Wisconsin** law allows state to fund Democratic advocacy group
Democratic attacks on Wisconsin Governor Scott Walker notwithstanding, it appears that good man was indeed willing to compromise with Senate Democrats who fled the state. It’s only that the state’s minority party proved intransigent:
It appears the Democrats had not accepted the concessions outlined by Walker in an email to some Dem senators (an email his office released). These were discussed below. They allowed collective bargaining over a broader range of issues, but kept the provision ending mandatory union dues checkoff, which is arguably the change unions fear the most. I doubt there was ever a route to a mutually acceptable compromise unless the dues-checkoff provision could itself have somehow been compromise
Read the whole thing (via Instapundit). Moe Lane explains why unions fear ending that mandatory checkoff:
Simply put, what automatic checkoff does is make it trivially easy for unions to collect dues: the employer (in this case, the state government) simply deducts the money from an union member’s pay and sends it along. No fuss, no muss, no debate… it’s just one more thing that the government takes from your paycheck. This turns the collection of union dues into a guaranteed revenue stream (instead of the colossal pain in the neck that such things usually are); most people don’t even notice, frankly. And it’s from union dues that unions get the money that they use for political advocacy*.
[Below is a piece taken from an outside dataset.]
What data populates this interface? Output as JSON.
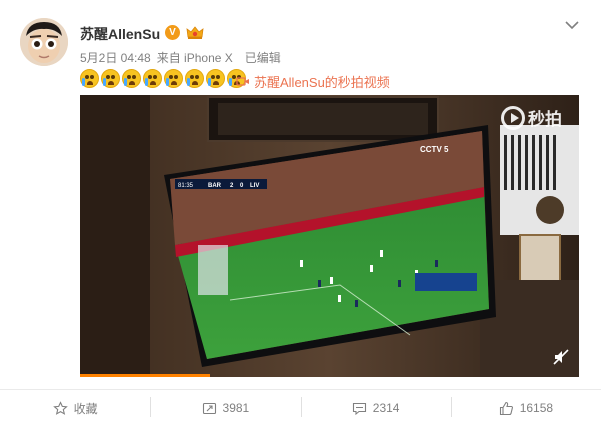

Read that whole thing too. In short, the bill is indeed about a “power grab” as some have described it; the unions and the Democrats have long since grabbed it. Not, once the Walker reforms pass, Wisconsin Republicans will have taken the power away from a Democratic interest group — and restored it to individual public employees.
*”Which is, by the way, mostly being used on the behalf of Democrats, at a ratio far out of sync with how their members vote.” [Footnote in original]
**and California law (as well as that in other states).